The European Commission publishes, on an annual basis, a report on the resilience of European countries, which covers 17 sections and is based on the evaluation of a large number of statistical indicators.

For Cyprus, the report provides useful information that should be considered in adapting the country’s strategic approach and policies, including the formulation of its annual budget.

Cyprus is ranked in one of the last positions, lagging in terms of resilience, even when compared to countries with a lower per capita income. Regrettably, our country is not considered to have achieved the resilience goals set in any field at European level.

In the social sectors (combating poverty and inequality), health and education, Cyprus presents, in relative terms, a better ranking, which does not imply that weaknesses do not exist in certain aspects. Cyprus is positioned at the same intermediate levels in the economic sectors (standard of living, employment, internet access and so on).

The assessment is, however, extremely low in almost all areas which relate to the quality of the environment and, more specifically, to the use of pesticides in agriculture, the waste of water resources, the low penetration of renewable energy, the problem of sustainability of cities and communities due to, among other reasons, lack of greenery, air pollution, excessive waste generation, pollutant production from the construction of buildings, as well as problems in marine and land biodiversity. Combined with the phenomenon of climate change, these problems will lead to negative long-term fiscal effects.

Cyprus’ assessment in areas such as research expenditure is also extremely low.
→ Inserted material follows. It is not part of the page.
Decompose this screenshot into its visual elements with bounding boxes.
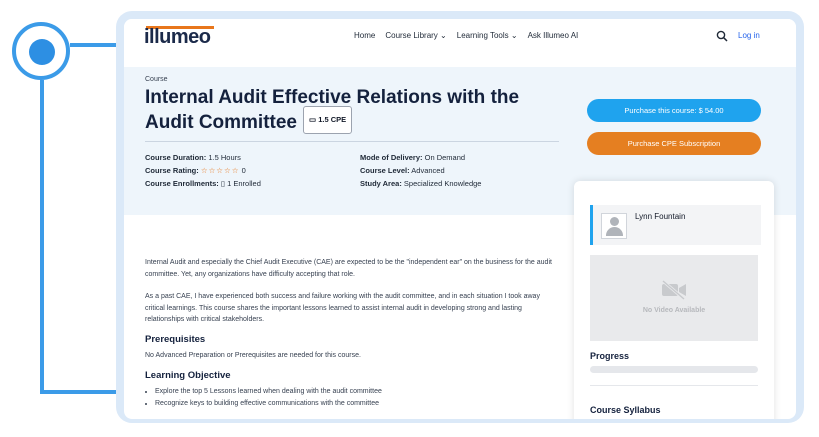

When it comes to gender equality, the picture is mixed with negative assessments predominating.

The assessment of the resilience of the Cypriot economy confirms that, despite a relatively satisfactory standard of living, a high level of employment and relative macroeconomic stability, as reflected in fiscal surpluses, Cyprus lags behind in the sectors of green economy and technology, both of which are critical for the future.

The channelling of capital through the National Recovery and Resilience Plan, funded by the European Commission, does not seem to significantly change the overall picture, at least to date. It is, therefore, advisable to adopt more ambitious and measurable strategic targets, which should be incorporated into national legislation. A key implementation tool should be the redefining of priorities in the context of the upcoming formulation of the budget for 2024 and the medium-term fiscal framework, taking into account the points mentioned above.